Personal information
- Full name: Eustace Frederick Rutter
- Born: 20 June 1870 Hillingdon, Middlesex, England
- Died: 13 May 1915 (aged 44) Ypres, West Flanders, Belgium
- Batting: Unknown
- Relations: Frederick Rutter (father) Edward Rutter (uncle)

Domestic team information
- 1905/06–1908/09: Europeans

Career statistics
| Competition | First-class |
| Matches | 8 |
| Runs scored | 142 |
| Batting average | 10.92 |
| 100s/50s | –/– |
| Top score | 23 |
| Catches/stumpings | 3/– |
- Source: ESPNcricinfo, 23 November 2022

= Eustace Rutter =

English cricketer and British Army officer

Eustace Frederick Rutter (20 June 1870 – 13 May 1915) was an English first-class cricketer and British Army officer.

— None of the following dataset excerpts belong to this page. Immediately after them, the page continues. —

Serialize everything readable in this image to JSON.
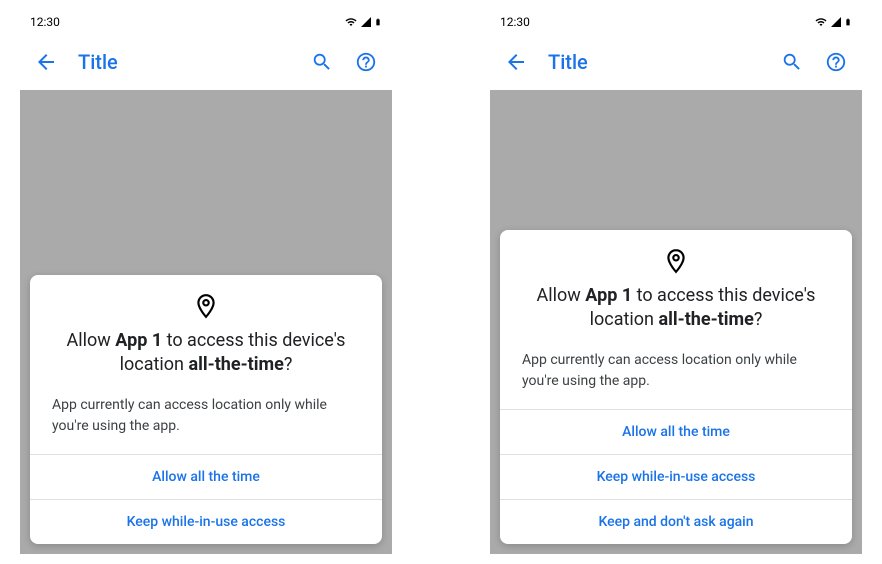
{
  "statusbar": {
    "time": "12:30"
  },
  "appbar": {
    "title": "Title"
  },
  "dialog": {
    "title_prefix": "Allow ",
    "app_name": "App 1",
    "title_mid": " to access this device's location ",
    "title_mode": "all-the-time",
    "title_suffix": "?",
    "body": "App currently can access location only while you're using the app."
  },
  "left_buttons": [
    "Allow all the time",
    "Keep while-in-use access"
  ],
  "right_buttons": [
    "Allow all the time",
    "Keep while-in-use access",
    "Keep and don't ask again"
  ]
}
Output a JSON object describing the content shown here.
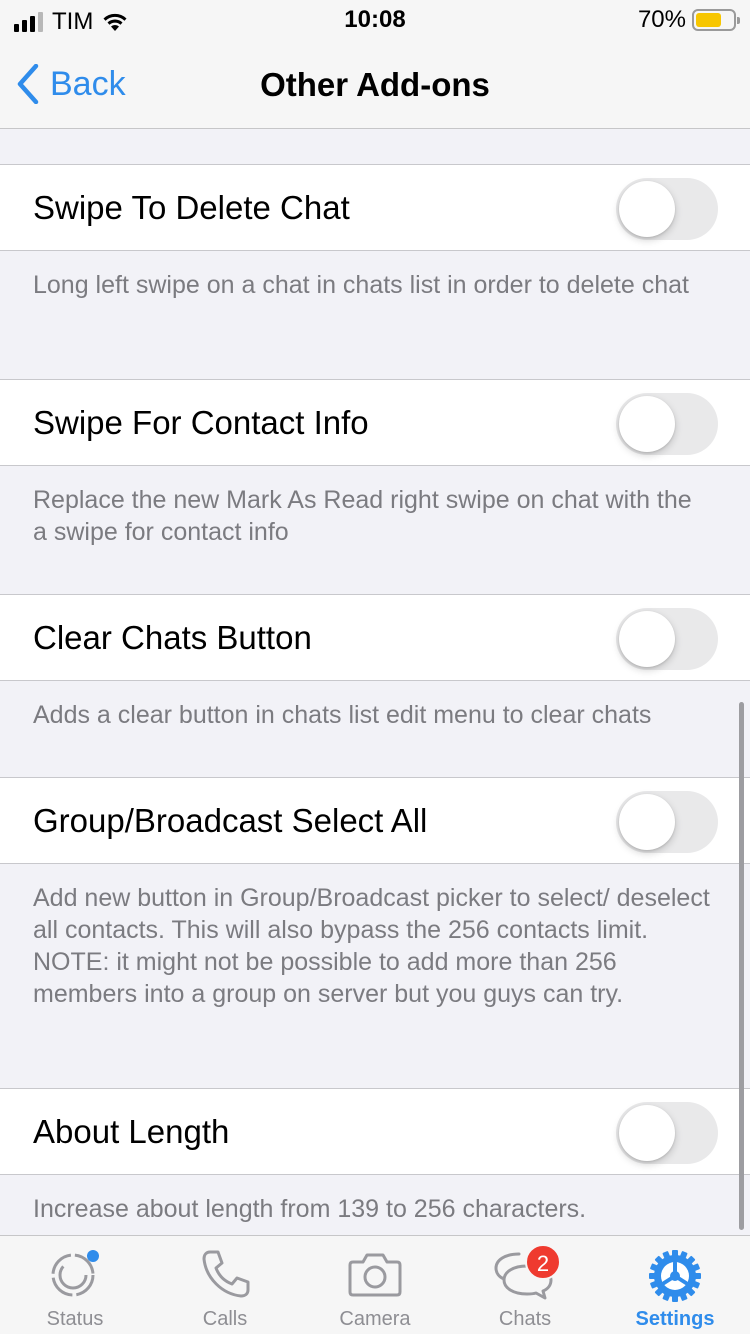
{
  "status_bar": {
    "carrier": "TIM",
    "time": "10:08",
    "battery_percent": "70%",
    "battery_level": 0.7,
    "battery_color": "#f7c600"
  },
  "nav": {
    "back_label": "Back",
    "title": "Other Add-ons",
    "accent_color": "#2f8ceb"
  },
  "settings": [
    {
      "label": "Swipe To Delete Chat",
      "enabled": false,
      "description": "Long left swipe on a chat in chats list in order to delete chat"
    },
    {
      "label": "Swipe For Contact Info",
      "enabled": false,
      "description": "Replace the new Mark As Read right swipe on chat with the a swipe for contact info"
    },
    {
      "label": "Clear Chats Button",
      "enabled": false,
      "description": "Adds a clear button in chats list edit menu to clear chats"
    },
    {
      "label": "Group/Broadcast Select All",
      "enabled": false,
      "description": "Add new button in Group/Broadcast picker to select/ deselect all contacts. This will also bypass the 256 contacts limit. NOTE: it might not be possible to add more than 256 members into a group on server but you guys can try."
    },
    {
      "label": "About Length",
      "enabled": false,
      "description": "Increase about length from 139 to 256 characters."
    }
  ],
  "tab_bar": {
    "tabs": [
      {
        "label": "Status",
        "icon": "status-icon"
      },
      {
        "label": "Calls",
        "icon": "phone-icon"
      },
      {
        "label": "Camera",
        "icon": "camera-icon"
      },
      {
        "label": "Chats",
        "icon": "chat-bubbles-icon",
        "badge": "2"
      },
      {
        "label": "Settings",
        "icon": "gear-icon",
        "active": true
      }
    ],
    "active_color": "#2f8ceb",
    "badge_color": "#ef3a2f"
  }
}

The son of the cricketer Frederick Rutter, he was born at Hillingdon in June 1870. He was educated at Rugby School, where he played for the school cricket team. From Rugby, he matriculated to Trinity Hall, Cambridge. While at Cambridge, he decided upon a career in the British Army and graduated from the Royal Military College, Sandhurst as a second lieutenant into the East Lancashire Regiment in 1892, with promotion to lieutenant following in January 1896. Rutter served in British India in the Mohmand campaign of 1897–1898 and the Tirah campaign, later serving in South Africa during the Second Boer War, where he was present at the Siege of Ladysmith and was decorated with the Queen's South Africa Medal with three clasps.

He gained promotion to captain in September 1901, and while serving back in British India he was seconded for as an adjutant of Indian Volunteers in August 1905. While serving once again in British India, Rutter played first-class cricket for the Europeans cricket team on eight occasions between 1905 and 1908 in the Bombay Presidency Matches. In his eight matches, he scored 142 runs at an average of 10.92, with a highest score of 23. His service in India came to an end in April 1910, at which point he was restored to the East Lancashire Regiment. Rutter served in the First World War with the Regiment on the Western Front, being promoted to major in March 1915, antedated to December 1914. Rutter was killed in action at the Second Battle of Ypres on 13 May 1915, having been shot in the head during a German assault. His uncle, Edward, was also a first-class cricketer.